Orobanche valida
- Conservation status: Vulnerable (NatureServe)

Scientific classification
- Kingdom: Plantae
- Clade: Tracheophytes
- Clade: Angiosperms
- Clade: Eudicots
- Clade: Asterids
- Order: Lamiales
- Family: Orobanchaceae
- Genus: Orobanche
- Species: O. valida
- Binomial name: Orobanche valida Jeps.

= Orobanche valida =

- Genus: Orobanche
- Species: valida
- Authority: Jeps.
- Conservation status: G3

Species of flowering plant

Orobanche valida is a species of broomrape known by the common name Rock Creek broomrape. It is endemic to California, where its two uncommon subspecies grow in mountainous habitats separated by several hundred miles.
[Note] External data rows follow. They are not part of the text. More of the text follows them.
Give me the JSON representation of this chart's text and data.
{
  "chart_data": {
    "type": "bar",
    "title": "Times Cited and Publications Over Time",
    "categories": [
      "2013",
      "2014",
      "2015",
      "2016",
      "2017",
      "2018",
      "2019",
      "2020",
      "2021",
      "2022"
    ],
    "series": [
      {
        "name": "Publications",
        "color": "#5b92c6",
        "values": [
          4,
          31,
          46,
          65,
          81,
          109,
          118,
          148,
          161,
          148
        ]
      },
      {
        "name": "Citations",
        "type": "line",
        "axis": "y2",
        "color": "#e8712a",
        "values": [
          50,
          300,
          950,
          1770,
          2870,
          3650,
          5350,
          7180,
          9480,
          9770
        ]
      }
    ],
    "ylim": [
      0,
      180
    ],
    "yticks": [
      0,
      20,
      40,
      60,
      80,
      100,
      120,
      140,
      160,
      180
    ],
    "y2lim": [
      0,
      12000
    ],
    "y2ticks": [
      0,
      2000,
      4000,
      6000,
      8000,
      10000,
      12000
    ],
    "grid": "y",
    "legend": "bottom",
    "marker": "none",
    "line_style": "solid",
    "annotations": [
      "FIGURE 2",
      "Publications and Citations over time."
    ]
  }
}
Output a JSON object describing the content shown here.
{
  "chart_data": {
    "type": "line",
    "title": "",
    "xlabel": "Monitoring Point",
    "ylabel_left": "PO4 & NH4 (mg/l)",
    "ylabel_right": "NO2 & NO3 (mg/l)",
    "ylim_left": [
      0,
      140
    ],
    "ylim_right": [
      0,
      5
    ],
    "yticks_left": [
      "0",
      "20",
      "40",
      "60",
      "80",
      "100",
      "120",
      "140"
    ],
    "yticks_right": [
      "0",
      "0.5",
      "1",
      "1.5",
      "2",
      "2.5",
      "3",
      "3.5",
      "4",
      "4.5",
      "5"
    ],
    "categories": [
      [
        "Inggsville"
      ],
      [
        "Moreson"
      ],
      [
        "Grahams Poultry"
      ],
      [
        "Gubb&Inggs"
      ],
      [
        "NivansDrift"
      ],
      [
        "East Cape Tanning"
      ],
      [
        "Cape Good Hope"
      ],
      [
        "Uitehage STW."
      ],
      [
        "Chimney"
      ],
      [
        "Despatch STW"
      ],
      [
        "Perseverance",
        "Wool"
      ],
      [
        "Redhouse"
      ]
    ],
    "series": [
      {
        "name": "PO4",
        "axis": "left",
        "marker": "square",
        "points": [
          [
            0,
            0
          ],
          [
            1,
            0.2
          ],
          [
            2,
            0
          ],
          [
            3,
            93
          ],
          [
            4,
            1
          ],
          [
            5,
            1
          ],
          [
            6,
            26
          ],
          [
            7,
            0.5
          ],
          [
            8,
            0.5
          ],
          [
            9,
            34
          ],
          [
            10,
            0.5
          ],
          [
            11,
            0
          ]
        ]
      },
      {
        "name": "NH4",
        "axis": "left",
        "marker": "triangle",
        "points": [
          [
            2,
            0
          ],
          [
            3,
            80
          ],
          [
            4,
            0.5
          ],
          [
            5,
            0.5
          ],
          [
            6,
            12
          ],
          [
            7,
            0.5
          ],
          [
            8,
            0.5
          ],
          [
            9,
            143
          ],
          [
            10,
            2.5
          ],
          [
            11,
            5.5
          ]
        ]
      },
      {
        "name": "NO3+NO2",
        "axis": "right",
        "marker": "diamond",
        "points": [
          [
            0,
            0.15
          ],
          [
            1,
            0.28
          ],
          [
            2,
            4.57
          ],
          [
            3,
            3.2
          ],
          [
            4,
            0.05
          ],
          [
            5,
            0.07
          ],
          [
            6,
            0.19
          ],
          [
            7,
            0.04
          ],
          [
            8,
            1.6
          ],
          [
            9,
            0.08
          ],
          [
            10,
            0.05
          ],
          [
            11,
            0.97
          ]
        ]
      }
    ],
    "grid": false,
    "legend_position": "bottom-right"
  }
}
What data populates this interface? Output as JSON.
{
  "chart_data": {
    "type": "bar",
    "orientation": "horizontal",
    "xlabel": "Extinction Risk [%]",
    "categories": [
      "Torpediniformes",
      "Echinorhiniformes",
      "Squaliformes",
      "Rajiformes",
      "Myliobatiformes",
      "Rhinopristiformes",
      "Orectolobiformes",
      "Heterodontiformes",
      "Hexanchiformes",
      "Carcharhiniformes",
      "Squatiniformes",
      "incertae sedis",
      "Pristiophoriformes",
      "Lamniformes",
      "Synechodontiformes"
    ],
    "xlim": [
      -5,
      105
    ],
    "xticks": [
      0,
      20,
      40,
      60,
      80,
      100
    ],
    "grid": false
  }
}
Howell's broomrape, ssp. howellii, is limited to the North Coast Ranges north of the San Francisco Bay Area, where it grows in chaparral, often on serpentine soils. The similarly rare subspecies valida is known from only four occurrences in the Transverse Ranges. The plant is a parasite growing attached to the roots of other plants, generally shrubs; ssp. howellii can often be found on Garrya species. The plant produces a hairy, glandular purple stem up to about 35 centimeters tall. As a parasite taking its nutrients from a host plant, it lacks leaves and chlorophyll. The inflorescence is a small cluster of tubular purple flowers 1 to 2 centimeters long.